Glenn Gaudet ’89 has many memories of performing with the Babson Players in the 1980s. He remembers the people and the cast parties and the peculiarities of putting on shows at Knight Auditorium, which had no curtain or backstage.
Then there was the time the pillars fell. It happened during A Funny Thing Happened on the Way to the Forum. The stage was filled with large Styrofoam pillars, and during a performance, one toppled and knocked down the others like dominoes. The show, however, didn’t stop. “We were literally jumping over these pillars,” Gaudet says. “We kept going with it.”
Generations of actors have performed with the Babson Players, the student-run theater group founded in 1948 as the “Dramatic Club” and rebranded with its current moniker in 1957. “It has become one of the beloved institutions at Babson,” Gaudet says.
For many students through the years, the Players have represented a like-minded tribe of creative people looking for an outlet to express themselves. “There is something about theater folk,” Melony Isaac ’05 says. “We find each other.”
Finding each other could be a godsend. “This group of kind, hilarious, enthusiastic free spirits embraced me and made me feel so seen,” Jacqueline Chambers ’10 says. “The happiest memories I have at Babson are my times with the Players.”
“This group of kind, hilarious, enthusiastic free spirits embraced me and made me feel so seen. The happiest memories I have at Babson are my times with the Players.”
Jacqueline Chambers ’10
Such happiness, though, came with a lot of work. The Players might hold rehearsals several times a week, not to mention the effort spent memorizing lines or helping with costumes or set construction. Then came tech week, the hectic last days before a play’s opening when the Players rehearsed every day late into the night. “Sleep took a back seat, especially during tech week, which was always nuts,” Dan Henderson ’92 says.

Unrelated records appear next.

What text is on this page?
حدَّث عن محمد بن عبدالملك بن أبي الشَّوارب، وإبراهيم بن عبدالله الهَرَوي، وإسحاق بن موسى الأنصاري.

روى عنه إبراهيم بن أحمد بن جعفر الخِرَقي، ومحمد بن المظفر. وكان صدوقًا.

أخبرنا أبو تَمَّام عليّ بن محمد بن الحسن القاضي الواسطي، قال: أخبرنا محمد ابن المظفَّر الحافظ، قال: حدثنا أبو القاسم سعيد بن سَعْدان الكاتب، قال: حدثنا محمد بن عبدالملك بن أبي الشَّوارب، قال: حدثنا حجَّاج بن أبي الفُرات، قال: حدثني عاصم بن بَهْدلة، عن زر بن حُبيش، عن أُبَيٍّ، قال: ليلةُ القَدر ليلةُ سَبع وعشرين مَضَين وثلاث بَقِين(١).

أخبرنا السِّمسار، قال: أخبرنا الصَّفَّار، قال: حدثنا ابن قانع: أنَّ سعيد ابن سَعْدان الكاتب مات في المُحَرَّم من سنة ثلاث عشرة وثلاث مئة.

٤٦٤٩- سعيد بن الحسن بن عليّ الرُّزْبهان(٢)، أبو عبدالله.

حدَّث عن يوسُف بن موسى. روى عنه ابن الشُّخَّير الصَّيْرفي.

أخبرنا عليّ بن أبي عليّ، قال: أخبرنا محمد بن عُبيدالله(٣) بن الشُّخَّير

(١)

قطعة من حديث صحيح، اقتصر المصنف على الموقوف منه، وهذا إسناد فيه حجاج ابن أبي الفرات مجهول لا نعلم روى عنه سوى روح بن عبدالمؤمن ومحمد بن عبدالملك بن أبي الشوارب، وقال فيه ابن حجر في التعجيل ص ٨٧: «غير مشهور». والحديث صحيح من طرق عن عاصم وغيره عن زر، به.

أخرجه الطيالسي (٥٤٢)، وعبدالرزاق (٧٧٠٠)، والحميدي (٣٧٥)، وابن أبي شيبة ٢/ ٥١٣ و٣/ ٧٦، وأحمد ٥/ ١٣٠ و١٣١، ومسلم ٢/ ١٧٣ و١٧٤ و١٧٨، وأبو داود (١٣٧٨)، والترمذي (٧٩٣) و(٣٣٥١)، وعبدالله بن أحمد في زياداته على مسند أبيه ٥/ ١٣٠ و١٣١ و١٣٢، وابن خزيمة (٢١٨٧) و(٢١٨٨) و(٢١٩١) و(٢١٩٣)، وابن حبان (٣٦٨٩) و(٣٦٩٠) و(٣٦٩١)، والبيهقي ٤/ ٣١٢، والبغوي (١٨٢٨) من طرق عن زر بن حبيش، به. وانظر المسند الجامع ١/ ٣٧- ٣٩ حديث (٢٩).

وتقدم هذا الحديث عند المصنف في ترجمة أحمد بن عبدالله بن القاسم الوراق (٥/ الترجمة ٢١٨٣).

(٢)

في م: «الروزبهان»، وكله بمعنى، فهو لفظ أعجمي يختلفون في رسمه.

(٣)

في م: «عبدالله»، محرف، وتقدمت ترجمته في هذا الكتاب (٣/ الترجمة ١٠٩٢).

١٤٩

Once the rehearsals were over, the thrill of performance waited. “There’s nothing quite like that feeling you have moments before stepping on stage,” Chambers says. “Standing in the dark behind the curtain, all in costume, the anticipation of being in front of an audience—opening night is a magical experience.”
Some former Players are still chasing that magic. Every summer, Players alumni put on a show just like in their college days. Normally held outside Glavin Family Chapel, the production this year has moved online for the second consecutive summer due to the pandemic, a switch that has allowed alumni from around the country to participate.
Professor Richard Mandel may be retired, but he still helps produce the summer show. He served as faculty advisor to the Players for more than 15 years, and he regularly appeared in cameo roles in their productions. “Working directly with all those talented and committed students,” he says, “was truly a gift.”